How many women has Amit hired into SlideShare, given that the company is headed by a woman? Interestingly, Amit says he has never got enough resumes from women candidates, and he feels women are even more risk averse, gravitating towards more secure, safe jobs (Come on, girls!!). Even the 8 women they have today (out of a total strength of 40 people) have come mainly through referrals. (Reinforces what I hear in other places - women are just not ambitious enough professionally, and are often content with lesser-than-ideal jobs). By the way, LinkedIn is organizing a women hacker meet (in Delhi again??) As per Amit – hopefully, it will bring out the women geeks out of the closets in surprising numbers. You can look it up at http://developherdelhi.hackathon.io/events/home

What was the one trigger that got Amit to jump off the corporate bandwagon? He says he realized that as an executive in an established company he would only be ‘optimizing’ existing products and businesses, while his real passion was to build new products. He is surely lucky, for I see/meet so many people who are like him but then realized this a bit too late in life - when it becomes harder to turn back.
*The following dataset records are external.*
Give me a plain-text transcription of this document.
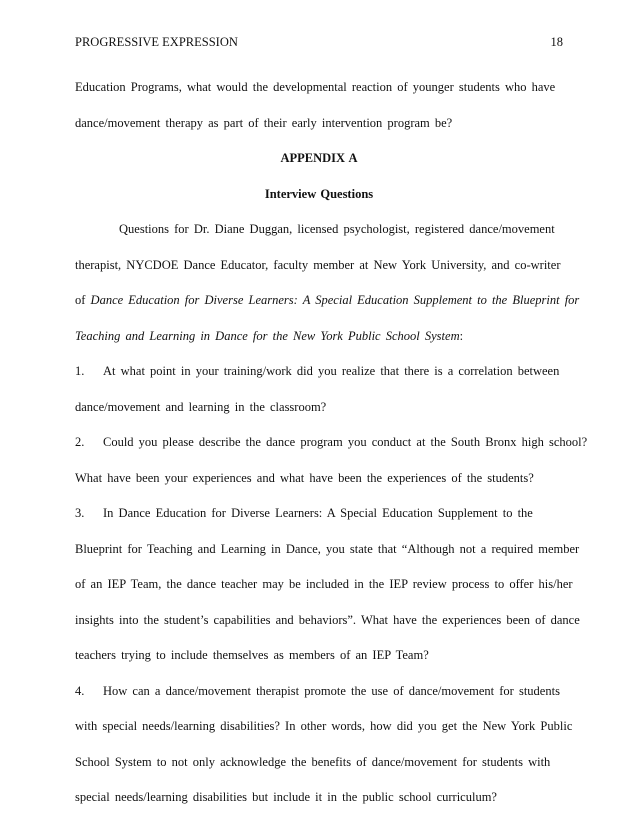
PROGRESSIVE EXPRESSION	18
Education Programs, what would the developmental reaction of younger students who have
dance/movement therapy as part of their early intervention program be?
APPENDIX A
Interview Questions
Questions for Dr. Diane Duggan, licensed psychologist, registered dance/movement
therapist, NYCDOE Dance Educator, faculty member at New York University, and co-writer
of Dance Education for Diverse Learners: A Special Education Supplement to the Blueprint for
Teaching and Learning in Dance for the New York Public School System:
1. At what point in your training/work did you realize that there is a correlation between
dance/movement and learning in the classroom?
2. Could you please describe the dance program you conduct at the South Bronx high school?
What have been your experiences and what have been the experiences of the students?
3. In Dance Education for Diverse Learners: A Special Education Supplement to the
Blueprint for Teaching and Learning in Dance, you state that “Although not a required member
of an IEP Team, the dance teacher may be included in the IEP review process to offer his/her
insights into the student’s capabilities and behaviors”. What have the experiences been of dance
teachers trying to include themselves as members of an IEP Team?
4. How can a dance/movement therapist promote the use of dance/movement for students
with special needs/learning disabilities? In other words, how did you get the New York Public
School System to not only acknowledge the benefits of dance/movement for students with
special needs/learning disabilities but include it in the public school curriculum?
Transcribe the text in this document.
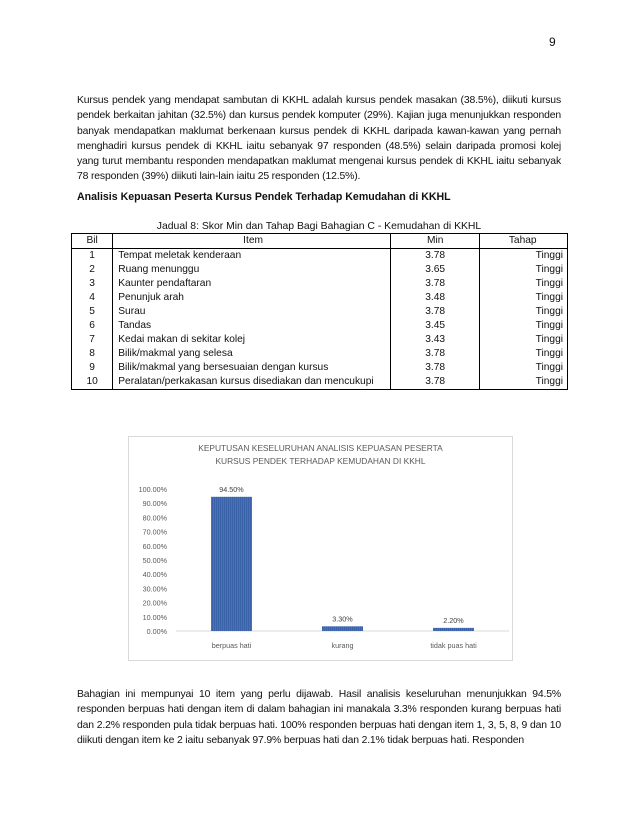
9

Kursus pendek yang mendapat sambutan di KKHL adalah kursus pendek masakan (38.5%), diikuti kursus pendek berkaitan jahitan (32.5%) dan kursus pendek komputer (29%). Kajian juga menunjukkan responden banyak mendapatkan maklumat berkenaan kursus pendek di KKHL daripada kawan-kawan yang pernah menghadiri kursus pendek di KKHL iaitu sebanyak 97 responden (48.5%) selain daripada promosi kolej yang turut membantu responden mendapatkan maklumat mengenai kursus pendek di KKHL iaitu sebanyak 78 responden (39%) diikuti lain-lain iaitu 25 responden (12.5%).

Analisis Kepuasan Peserta Kursus Pendek Terhadap Kemudahan di KKHL
Jadual 8: Skor Min dan Tahap Bagi Bahagian C - Kemudahan di KKHL
Bil	Item	Min	Tahap
1	Tempat meletak kenderaan	3.78	Tinggi
2	Ruang menunggu	3.65	Tinggi
3	Kaunter pendaftaran	3.78	Tinggi
4	Penunjuk arah	3.48	Tinggi
5	Surau	3.78	Tinggi
6	Tandas	3.45	Tinggi
7	Kedai makan di sekitar kolej	3.43	Tinggi
8	Bilik/makmal yang selesa	3.78	Tinggi
9	Bilik/makmal yang bersesuaian dengan kursus	3.78	Tinggi
10	Peralatan/perkakasan kursus disediakan dan mencukupi	3.78	Tinggi
KEPUTUSAN KESELURUHAN ANALISIS KEPUASAN PESERTA
KURSUS PENDEK TERHADAP KEMUDAHAN DI KKHL
0.00%
10.00%
20.00%
30.00%
40.00%
50.00%
60.00%
70.00%
80.00%
90.00%
100.00%	94.50%
berpuas hati
3.30%
kurang
2.20%
tidak puas hati

Bahagian ini mempunyai 10 item yang perlu dijawab. Hasil analisis keseluruhan menunjukkan 94.5% responden berpuas hati dengan item di dalam bahagian ini manakala 3.3% responden kurang berpuas hati dan 2.2% responden pula tidak berpuas hati. 100% responden berpuas hati dengan item 1, 3, 5, 8, 9 dan 10 diikuti dengan item ke 2 iaitu sebanyak 97.9% berpuas hati dan 2.1% tidak berpuas hati. Responden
Now that LinkedIn has acquired SlideShare, is Amit looking forward to taking a break?? No! Not Amit, whose dream is to take SlideShare from its place among the world’s Top200 sites into the Top50 list. Which begs the question - how does his wife react to this? Amit is unapologetic about, what he clarifies is, “his chosen way of life”, but hastens to add that he has learnt to build a balance and equilibrium now. Saturdays might see him and his teamwork from home instead of physically coming to work!